A picture of him being lifted shoulder-high on October, 29, 1969 at the Jomo Kenyatta International Airport when he had returned from competing abroad takes pride of place in his sitting room.
He has several medals to his name which he has kept in a box at his home for future generation.
At the peak of his career, Mzee Chumo won a bronze medal in the 800 metres (then 880 yards) competition. Athletes from Kenya have gone on to dominate the race.
Chumo again put Kenya in the world map when he won a gold medal in the 400 metres (then 440 yards) and 800 metres (880 yards) in the inaugural All African Games held in Brazzaville, Congo in 1965.
In 1968, Chumo won a silver medal in the Summer Olympics Games held in Mexico in what marked the tail end of his career in athletics.
SIx years earlier (1962), he had competed in the 4x400 relays, but his team finished fifth in the competition, but went on to secure a bronze medal in 800 metres (880yards).
He also won bronze at the 1966 Commonwealth Games held in Kingston, Jamaica.
“At the time, we undertook sports as a hobby. It had not been commercialised as is happening now the world over,” said Mzee Chumo, who was crowned Kenya Sports Personality of the Year in 2010.
“I remember I was paid 20 dollars (which was the equivalent to Sh140 at the time) and it was so much money at the time,” said Mzee Chumo who was born in 1938 at Kinamget village in Kericho.
The highest amount of money he remembers being paid was 300 dollars (Sh 2,100 as per the exchange rate at the time). He said that he used his earnings to buy land, building a house and used the rest for his family’s upkeep.

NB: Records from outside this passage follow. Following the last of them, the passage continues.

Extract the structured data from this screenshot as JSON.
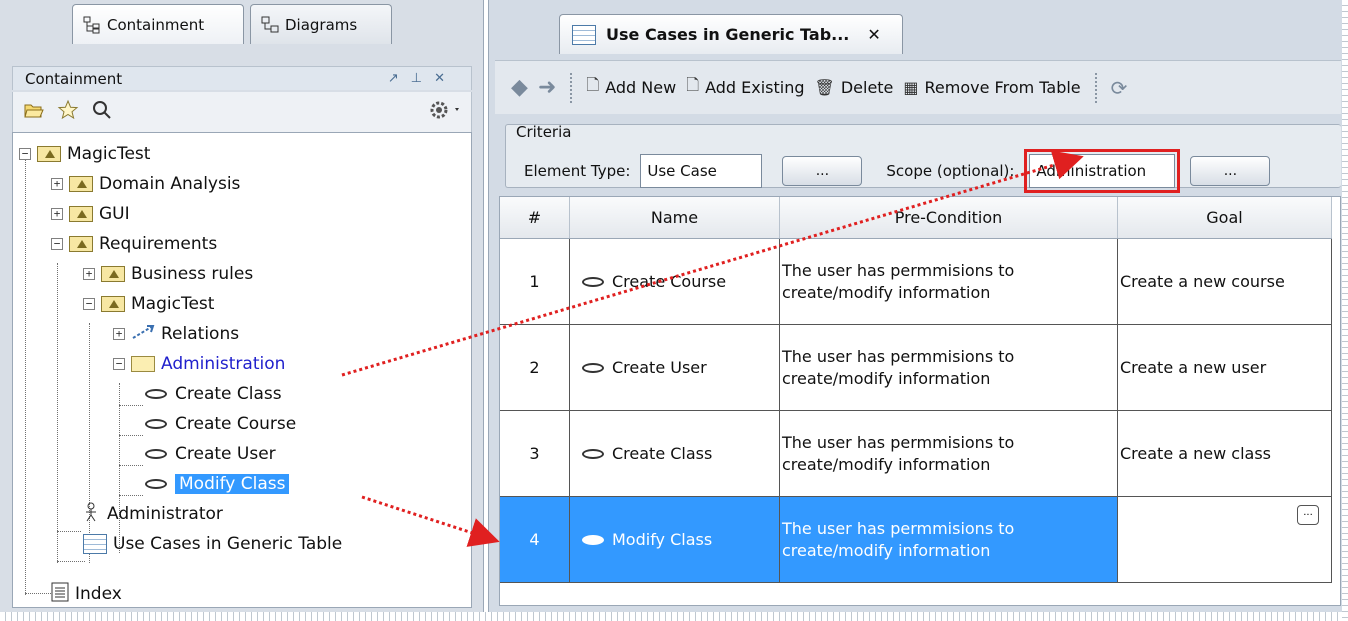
{
  "left_pane": {
    "tabs": [
      {
        "label": "Containment"
      },
      {
        "label": "Diagrams"
      }
    ],
    "header_title": "Containment",
    "header_controls": "↗ ⊕ ✕",
    "tree": [
      {
        "label": "MagicTest"
      },
      {
        "label": "Domain Analysis"
      },
      {
        "label": "GUI"
      },
      {
        "label": "Requirements"
      },
      {
        "label": "Business rules"
      },
      {
        "label": "MagicTest"
      },
      {
        "label": "Relations"
      },
      {
        "label": "Administration"
      },
      {
        "label": "Create Class"
      },
      {
        "label": "Create Course"
      },
      {
        "label": "Create User"
      },
      {
        "label": "Modify Class"
      },
      {
        "label": "Administrator"
      },
      {
        "label": "Use Cases in Generic Table"
      },
      {
        "label": "Index"
      }
    ]
  },
  "editor": {
    "tab_title": "Use Cases in Generic Tab...",
    "toolbar": {
      "add_new": "Add New",
      "add_existing": "Add Existing",
      "delete": "Delete",
      "remove_from_table": "Remove From Table"
    },
    "criteria": {
      "legend": "Criteria",
      "element_type_label": "Element Type:",
      "element_type_value": "Use Case",
      "scope_label": "Scope (optional):",
      "scope_value": "Administration",
      "browse": "..."
    },
    "table": {
      "columns": [
        "#",
        "Name",
        "Pre-Condition",
        "Goal"
      ],
      "rows": [
        {
          "num": "1",
          "name": "Create Course",
          "pre1": "The user has permmisions to",
          "pre2": "create/modify information",
          "goal": "Create a new course"
        },
        {
          "num": "2",
          "name": "Create User",
          "pre1": "The user has permmisions to",
          "pre2": "create/modify information",
          "goal": "Create a new user"
        },
        {
          "num": "3",
          "name": "Create Class",
          "pre1": "The user has permmisions to",
          "pre2": "create/modify information",
          "goal": "Create a new class"
        },
        {
          "num": "4",
          "name": "Modify Class",
          "pre1": "The user has permmisions to",
          "pre2": "create/modify information",
          "goal": ""
        }
      ],
      "more_button": "..."
    }
  },
  "colors": {
    "selection": "#3399ff",
    "highlight_red": "#e02020",
    "link_blue": "#1f1fcc"
  }
}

“I built my family home with savings from my days in the army (Kenya African Rifles), from where I retired in 1974 with the rank of a sergeant, and the pocket money we got for participating in sports outside the country,” said Mzee Chumo.
His first born child, Sarah Langat and his last born son Gideon Kipngeno Rugut, take care of him at home. He lost his wife Ruth on July 20 last year.
As the Olympics kicks off, it is hoped that Mzee Chumo’s exploits will spur Team Kenya to greater heights.